Now I just have to remember to take my own advice next time I’m drunk in a hotel room and someone insists I play Commander. “It can’t be that bad, can it?” – Me, ignorant of the fresh hell that I’m about to partake in.

Lesson 3: Don’t place undue importance on your own results.

This is something that I’ve struggled with a lot. Even at comparatively meaningless local events, I struggle a lot with persistent poor results. It triggers a sort of imposter syndrome: if I can’t even win a Sunday Showdown, then how will I ever win a Grand Prix? (This is clearly a hypothetical, since I win tons of Sunday Showdowns, which are Very Important and Good Tournaments #nothinghumbleaboutthisbrag #storecreditrich).
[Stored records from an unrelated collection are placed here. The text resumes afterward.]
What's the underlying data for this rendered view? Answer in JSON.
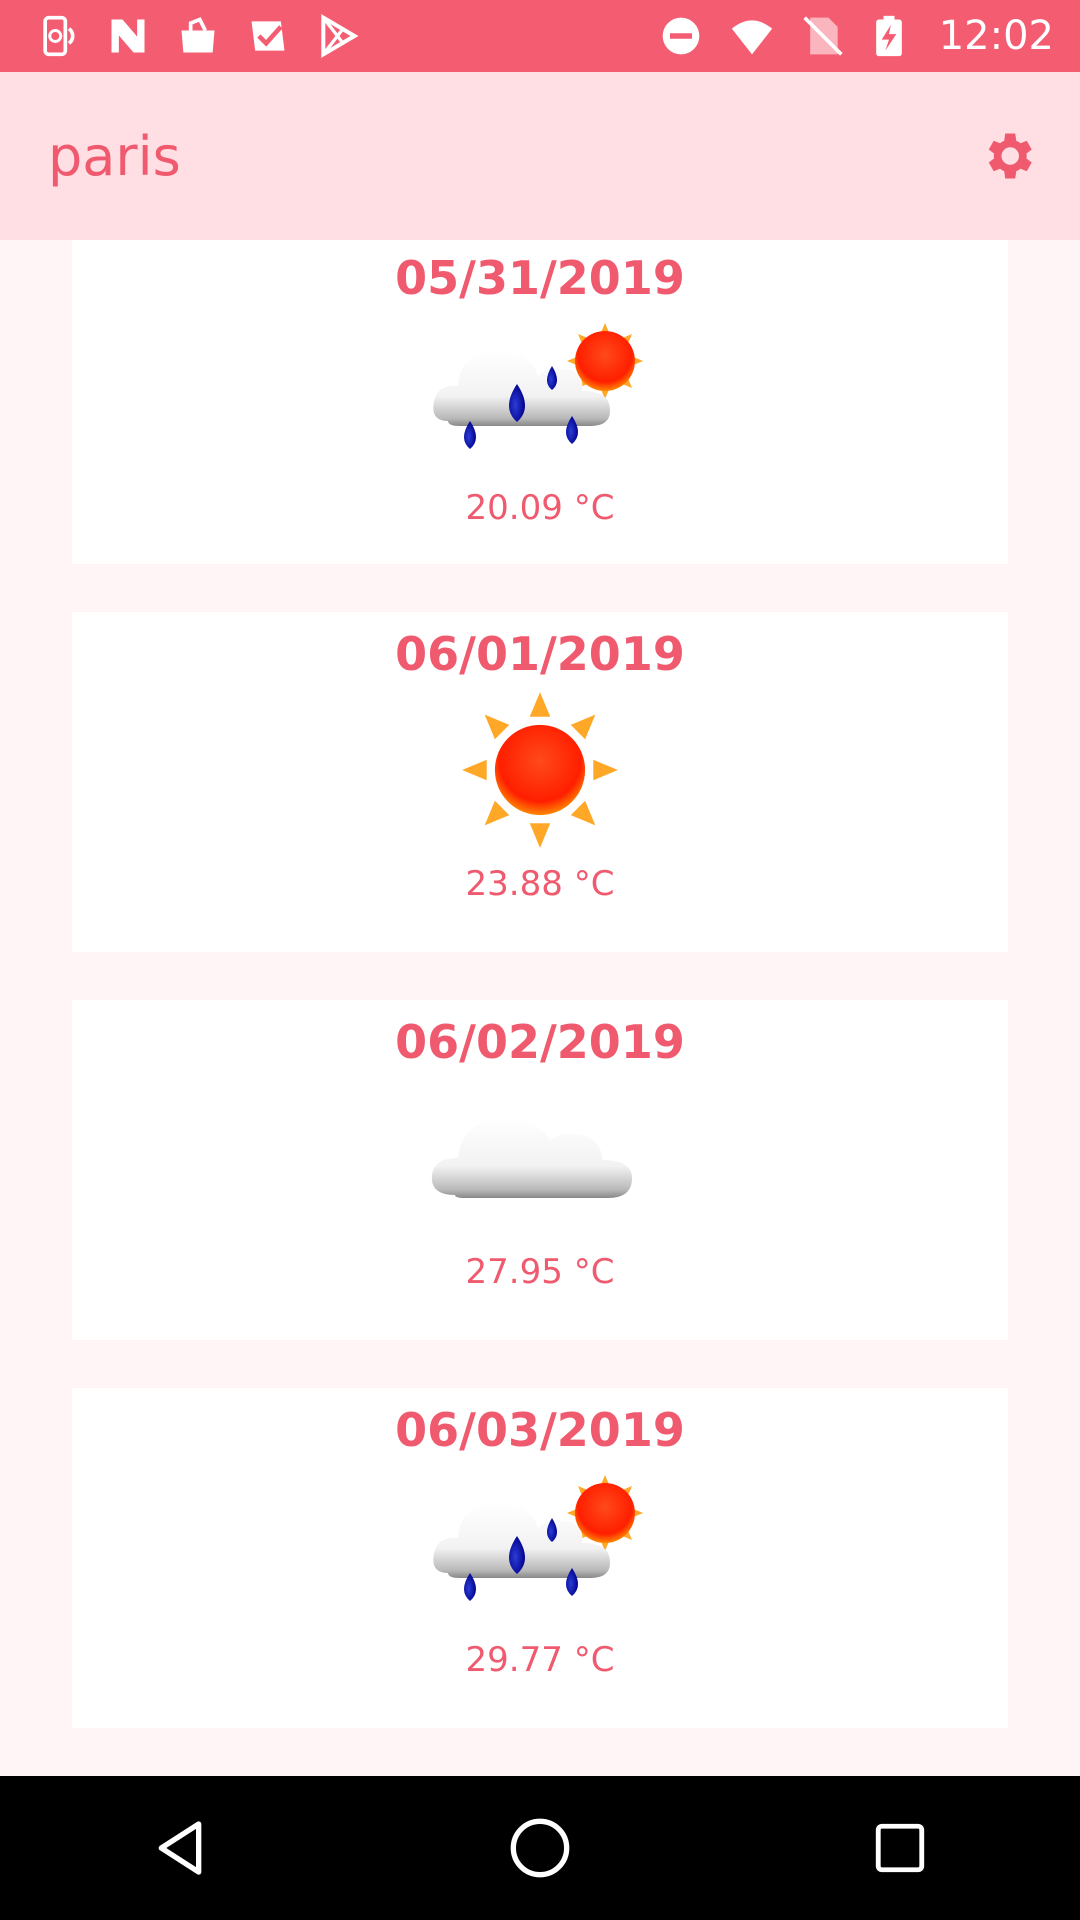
{
  "status_bar": {
    "time": "12:02",
    "left_icons": [
      "phone-sync-icon",
      "n-logo-icon",
      "bag-icon",
      "check-mail-icon",
      "play-store-icon"
    ],
    "right_icons": [
      "do-not-disturb-icon",
      "wifi-icon",
      "no-sim-icon",
      "battery-charging-icon"
    ]
  },
  "app_bar": {
    "title": "paris",
    "settings_icon": "gear-icon"
  },
  "forecast": [
    {
      "date": "05/31/2019",
      "icon": "rain-sun-icon",
      "temp": "20.09 °C"
    },
    {
      "date": "06/01/2019",
      "icon": "sun-icon",
      "temp": "23.88 °C"
    },
    {
      "date": "06/02/2019",
      "icon": "cloud-icon",
      "temp": "27.95 °C"
    },
    {
      "date": "06/03/2019",
      "icon": "rain-sun-icon",
      "temp": "29.77 °C"
    }
  ],
  "colors": {
    "status_bar": "#f45c71",
    "app_bar": "#ffdfe4",
    "accent": "#f05a6e",
    "background": "#fff4f6"
  }
}
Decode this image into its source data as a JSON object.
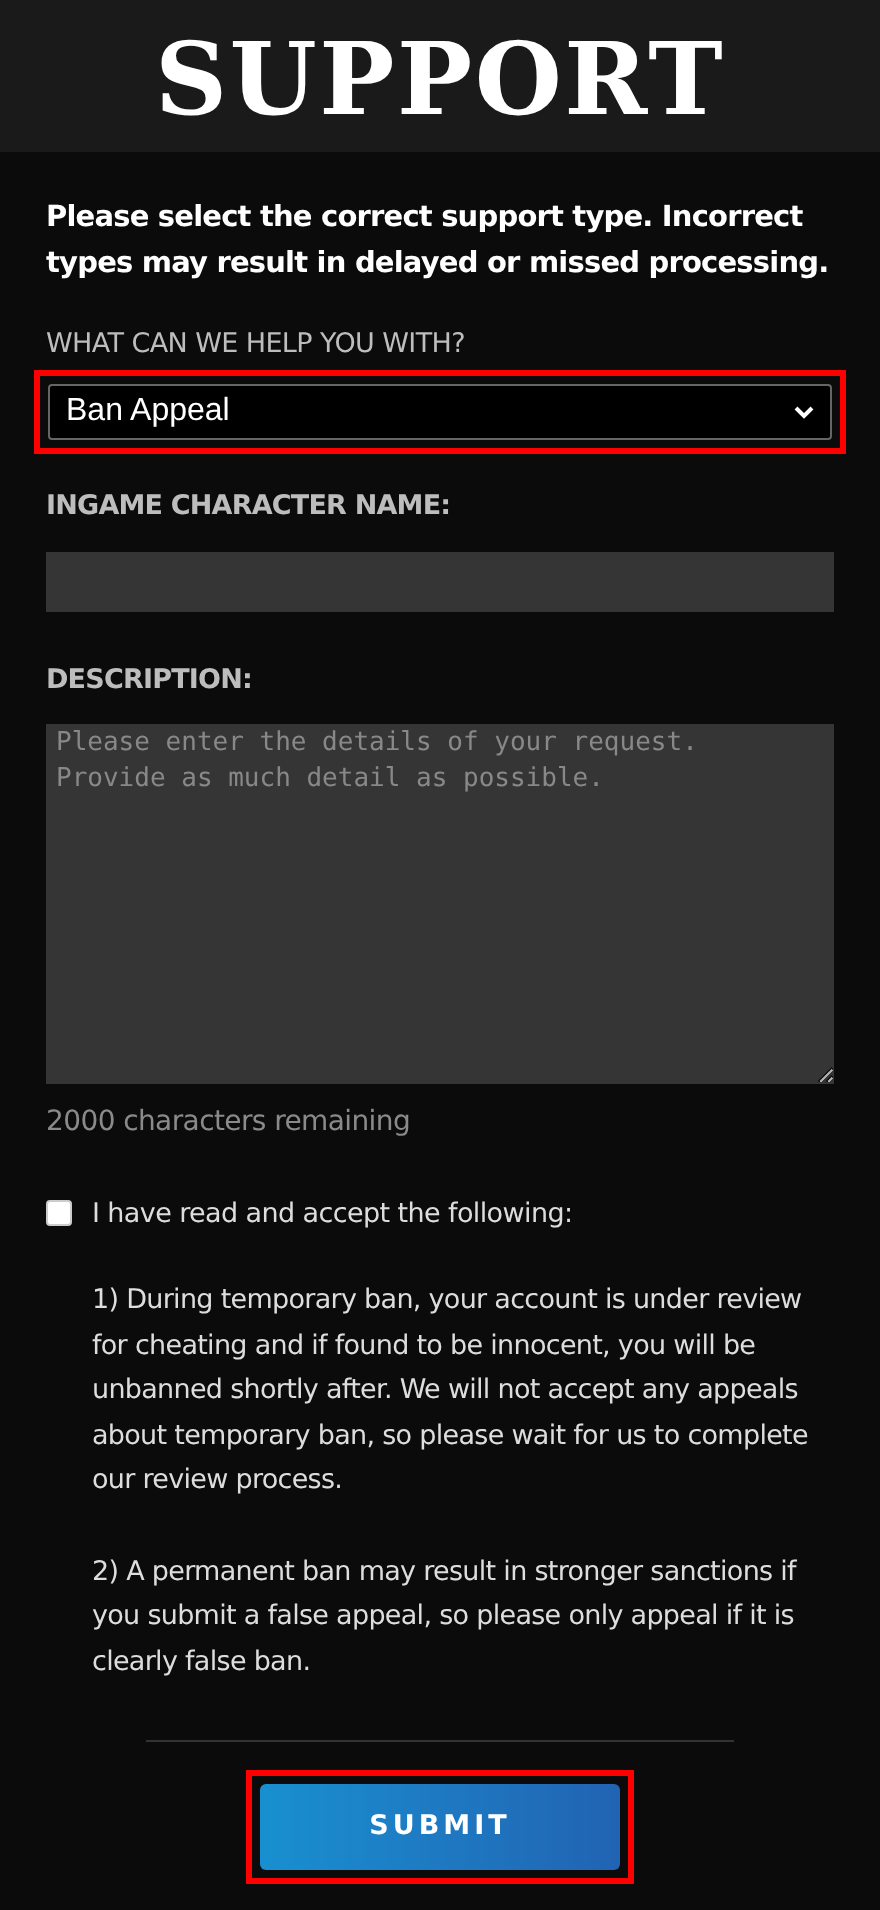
{
  "header": {
    "title": "SUPPORT"
  },
  "intro": "Please select the correct support type. Incorrect types may result in delayed or missed processing.",
  "support_type": {
    "label": "WHAT CAN WE HELP YOU WITH?",
    "value": "Ban Appeal",
    "highlighted": true
  },
  "character_name": {
    "label": "INGAME CHARACTER NAME:"
  },
  "description": {
    "label": "DESCRIPTION:",
    "placeholder": "Please enter the details of your request.\nProvide as much detail as possible.",
    "counter": "2000 characters remaining"
  },
  "agreement": {
    "label": "I have read and accept the following:",
    "checked": false,
    "terms": [
      "1) During temporary ban, your account is under review for cheating and if found to be innocent, you will be unbanned shortly after. We will not accept any appeals about temporary ban, so please wait for us to complete our review process.",
      "2) A permanent ban may result in stronger sanctions if you submit a false appeal, so please only appeal if it is clearly false ban."
    ]
  },
  "submit": {
    "label": "SUBMIT",
    "highlighted": true
  }
}
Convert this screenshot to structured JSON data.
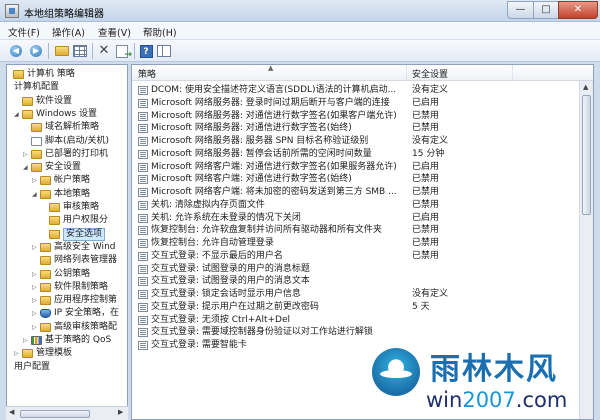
{
  "window": {
    "title": "本地组策略编辑器",
    "min": "—",
    "max": "□",
    "close": "✕"
  },
  "menu": [
    "文件(F)",
    "操作(A)",
    "查看(V)",
    "帮助(H)"
  ],
  "toolbar": {
    "icons": [
      "back-arrow-icon",
      "forward-arrow-icon",
      "up-folder-icon",
      "show-tree-icon",
      "delete-icon",
      "export-list-icon",
      "help-icon",
      "pane-view-icon"
    ],
    "back": "◀",
    "forward": "▶",
    "delete": "✕",
    "help": "?"
  },
  "tree": [
    {
      "label": "计算机 策略",
      "indent": 0,
      "icon": "computer",
      "expander": ""
    },
    {
      "label": "计算机配置",
      "indent": 0,
      "icon": "none",
      "expander": ""
    },
    {
      "label": "软件设置",
      "indent": 1,
      "icon": "folder",
      "expander": ""
    },
    {
      "label": "Windows 设置",
      "indent": 1,
      "icon": "folder",
      "expander": "◢"
    },
    {
      "label": "域名解析策略",
      "indent": 2,
      "icon": "folder",
      "expander": ""
    },
    {
      "label": "脚本(启动/关机)",
      "indent": 2,
      "icon": "doc",
      "expander": ""
    },
    {
      "label": "已部署的打印机",
      "indent": 2,
      "icon": "folder",
      "expander": "▷"
    },
    {
      "label": "安全设置",
      "indent": 2,
      "icon": "sec",
      "expander": "◢"
    },
    {
      "label": "帐户策略",
      "indent": 3,
      "icon": "folder",
      "expander": "▷"
    },
    {
      "label": "本地策略",
      "indent": 3,
      "icon": "folder",
      "expander": "◢"
    },
    {
      "label": "审核策略",
      "indent": 4,
      "icon": "folder",
      "expander": ""
    },
    {
      "label": "用户权限分",
      "indent": 4,
      "icon": "folder",
      "expander": ""
    },
    {
      "label": "安全选项",
      "indent": 4,
      "icon": "folder",
      "expander": "",
      "selected": true
    },
    {
      "label": "高级安全 Wind",
      "indent": 3,
      "icon": "folder",
      "expander": "▷"
    },
    {
      "label": "网络列表管理器",
      "indent": 3,
      "icon": "folder",
      "expander": ""
    },
    {
      "label": "公钥策略",
      "indent": 3,
      "icon": "folder",
      "expander": "▷"
    },
    {
      "label": "软件限制策略",
      "indent": 3,
      "icon": "folder",
      "expander": "▷"
    },
    {
      "label": "应用程序控制第",
      "indent": 3,
      "icon": "folder",
      "expander": "▷"
    },
    {
      "label": "IP 安全策略，在",
      "indent": 3,
      "icon": "shield",
      "expander": "▷"
    },
    {
      "label": "高级审核策略配",
      "indent": 3,
      "icon": "folder",
      "expander": "▷"
    },
    {
      "label": "基于策略的 QoS",
      "indent": 2,
      "icon": "chart",
      "expander": "▷"
    },
    {
      "label": "管理模板",
      "indent": 1,
      "icon": "folder",
      "expander": "▷"
    },
    {
      "label": "用户配置",
      "indent": 0,
      "icon": "none",
      "expander": ""
    }
  ],
  "list": {
    "columns": {
      "policy": "策略",
      "setting": "安全设置"
    },
    "rows": [
      {
        "policy": "DCOM: 使用安全描述符定义语言(SDDL)语法的计算机启动...",
        "setting": "没有定义"
      },
      {
        "policy": "Microsoft 网络服务器: 登录时间过期后断开与客户端的连接",
        "setting": "已启用"
      },
      {
        "policy": "Microsoft 网络服务器: 对通信进行数字签名(如果客户端允许)",
        "setting": "已禁用"
      },
      {
        "policy": "Microsoft 网络服务器: 对通信进行数字签名(始终)",
        "setting": "已禁用"
      },
      {
        "policy": "Microsoft 网络服务器: 服务器 SPN 目标名称验证级别",
        "setting": "没有定义"
      },
      {
        "policy": "Microsoft 网络服务器: 暂停会话前所需的空闲时间数量",
        "setting": "15 分钟"
      },
      {
        "policy": "Microsoft 网络客户端: 对通信进行数字签名(如果服务器允许)",
        "setting": "已启用"
      },
      {
        "policy": "Microsoft 网络客户端: 对通信进行数字签名(始终)",
        "setting": "已禁用"
      },
      {
        "policy": "Microsoft 网络客户端: 将未加密的密码发送到第三方 SMB ...",
        "setting": "已禁用"
      },
      {
        "policy": "关机: 清除虚拟内存页面文件",
        "setting": "已禁用"
      },
      {
        "policy": "关机: 允许系统在未登录的情况下关闭",
        "setting": "已启用"
      },
      {
        "policy": "恢复控制台: 允许软盘复制并访问所有驱动器和所有文件夹",
        "setting": "已禁用"
      },
      {
        "policy": "恢复控制台: 允许自动管理登录",
        "setting": "已禁用"
      },
      {
        "policy": "交互式登录: 不显示最后的用户名",
        "setting": "已禁用"
      },
      {
        "policy": "交互式登录: 试图登录的用户的消息标题",
        "setting": ""
      },
      {
        "policy": "交互式登录: 试图登录的用户的消息文本",
        "setting": ""
      },
      {
        "policy": "交互式登录: 锁定会话时显示用户信息",
        "setting": "没有定义"
      },
      {
        "policy": "交互式登录: 提示用户在过期之前更改密码",
        "setting": "5 天"
      },
      {
        "policy": "交互式登录: 无须按 Ctrl+Alt+Del",
        "setting": ""
      },
      {
        "policy": "交互式登录: 需要域控制器身份验证以对工作站进行解锁",
        "setting": ""
      },
      {
        "policy": "交互式登录: 需要智能卡",
        "setting": ""
      }
    ]
  },
  "watermark": {
    "title": "雨林木风",
    "url_prefix": "win",
    "url_accent": "2007",
    "url_suffix": ".com"
  }
}
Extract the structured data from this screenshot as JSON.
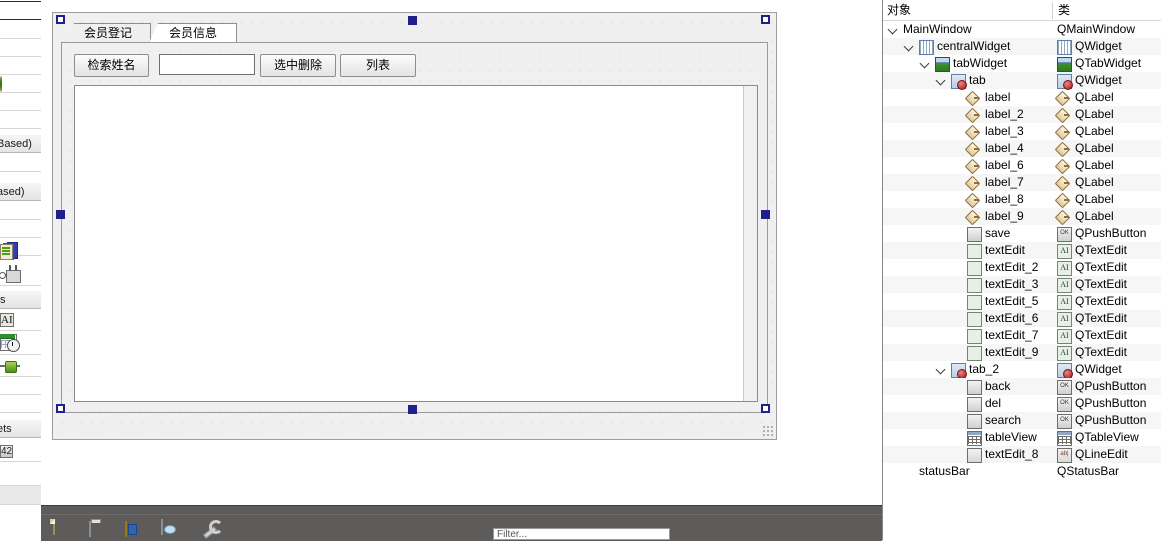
{
  "widget_box": {
    "search_placeholder": "",
    "categories": [
      "Based)",
      "ased)",
      "ts",
      "ets"
    ],
    "icons": [
      "arrow-right-icon",
      "stacked-books-icon",
      "container-icon",
      "label-ai-icon",
      "datetime-icon",
      "slider-icon",
      "spinbox-42-icon",
      "qt-logo-icon"
    ]
  },
  "form": {
    "tabs": [
      {
        "label": "会员登记",
        "selected": false
      },
      {
        "label": "会员信息",
        "selected": true
      }
    ],
    "buttons": [
      {
        "name": "search",
        "label": "检索姓名"
      },
      {
        "name": "del",
        "label": "选中删除"
      },
      {
        "name": "back",
        "label": "列表"
      }
    ],
    "line_edit": {
      "name": "textEdit_8",
      "value": "",
      "placeholder": ""
    },
    "table_view": {
      "name": "tableView"
    }
  },
  "bottom_toolbar": {
    "icons": [
      "new-file-icon",
      "open-file-icon",
      "open-project-icon",
      "recent-file-icon",
      "wrench-icon"
    ],
    "filter_text": "Filter..."
  },
  "inspector": {
    "columns": [
      "对象",
      "类"
    ],
    "rows": [
      {
        "indent": 0,
        "expander": true,
        "object": "MainWindow",
        "class": "QMainWindow",
        "icon": ""
      },
      {
        "indent": 1,
        "expander": true,
        "object": "centralWidget",
        "class": "QWidget",
        "icon": "central-widget-icon"
      },
      {
        "indent": 2,
        "expander": true,
        "object": "tabWidget",
        "class": "QTabWidget",
        "icon": "tab-widget-icon"
      },
      {
        "indent": 3,
        "expander": true,
        "object": "tab",
        "class": "QWidget",
        "icon": "tab-page-icon"
      },
      {
        "indent": 4,
        "expander": false,
        "object": "label",
        "class": "QLabel",
        "icon": "label-icon"
      },
      {
        "indent": 4,
        "expander": false,
        "object": "label_2",
        "class": "QLabel",
        "icon": "label-icon"
      },
      {
        "indent": 4,
        "expander": false,
        "object": "label_3",
        "class": "QLabel",
        "icon": "label-icon"
      },
      {
        "indent": 4,
        "expander": false,
        "object": "label_4",
        "class": "QLabel",
        "icon": "label-icon"
      },
      {
        "indent": 4,
        "expander": false,
        "object": "label_6",
        "class": "QLabel",
        "icon": "label-icon"
      },
      {
        "indent": 4,
        "expander": false,
        "object": "label_7",
        "class": "QLabel",
        "icon": "label-icon"
      },
      {
        "indent": 4,
        "expander": false,
        "object": "label_8",
        "class": "QLabel",
        "icon": "label-icon"
      },
      {
        "indent": 4,
        "expander": false,
        "object": "label_9",
        "class": "QLabel",
        "icon": "label-icon"
      },
      {
        "indent": 4,
        "expander": false,
        "object": "save",
        "class": "QPushButton",
        "icon": "pushbutton-icon"
      },
      {
        "indent": 4,
        "expander": false,
        "object": "textEdit",
        "class": "QTextEdit",
        "icon": "textedit-icon"
      },
      {
        "indent": 4,
        "expander": false,
        "object": "textEdit_2",
        "class": "QTextEdit",
        "icon": "textedit-icon"
      },
      {
        "indent": 4,
        "expander": false,
        "object": "textEdit_3",
        "class": "QTextEdit",
        "icon": "textedit-icon"
      },
      {
        "indent": 4,
        "expander": false,
        "object": "textEdit_5",
        "class": "QTextEdit",
        "icon": "textedit-icon"
      },
      {
        "indent": 4,
        "expander": false,
        "object": "textEdit_6",
        "class": "QTextEdit",
        "icon": "textedit-icon"
      },
      {
        "indent": 4,
        "expander": false,
        "object": "textEdit_7",
        "class": "QTextEdit",
        "icon": "textedit-icon"
      },
      {
        "indent": 4,
        "expander": false,
        "object": "textEdit_9",
        "class": "QTextEdit",
        "icon": "textedit-icon"
      },
      {
        "indent": 3,
        "expander": true,
        "object": "tab_2",
        "class": "QWidget",
        "icon": "tab-page-icon"
      },
      {
        "indent": 4,
        "expander": false,
        "object": "back",
        "class": "QPushButton",
        "icon": "pushbutton-icon"
      },
      {
        "indent": 4,
        "expander": false,
        "object": "del",
        "class": "QPushButton",
        "icon": "pushbutton-icon"
      },
      {
        "indent": 4,
        "expander": false,
        "object": "search",
        "class": "QPushButton",
        "icon": "pushbutton-icon"
      },
      {
        "indent": 4,
        "expander": false,
        "object": "tableView",
        "class": "QTableView",
        "icon": "tableview-icon"
      },
      {
        "indent": 4,
        "expander": false,
        "object": "textEdit_8",
        "class": "QLineEdit",
        "icon": "lineedit-icon"
      },
      {
        "indent": 1,
        "expander": false,
        "object": "statusBar",
        "class": "QStatusBar",
        "icon": ""
      }
    ]
  },
  "colors": {
    "selection_handle": "#20208c",
    "form_bg": "#f0f0f0",
    "toolbar_bg": "#5e5c5a",
    "row_alt": "#f6f6f6"
  }
}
Magic is inherently a game of high-variance, arguably more so these days than ever before. Even the best player in the world will lose a significant amount of the time. Just because you’ve failed to close out your last five PPTQ top 8s doesn’t mean that you’ll never make it to the Pro Tour.

Make sure you’re having fun in your matches, make sure you can learn from your losses, and keep working on solving that puzzle.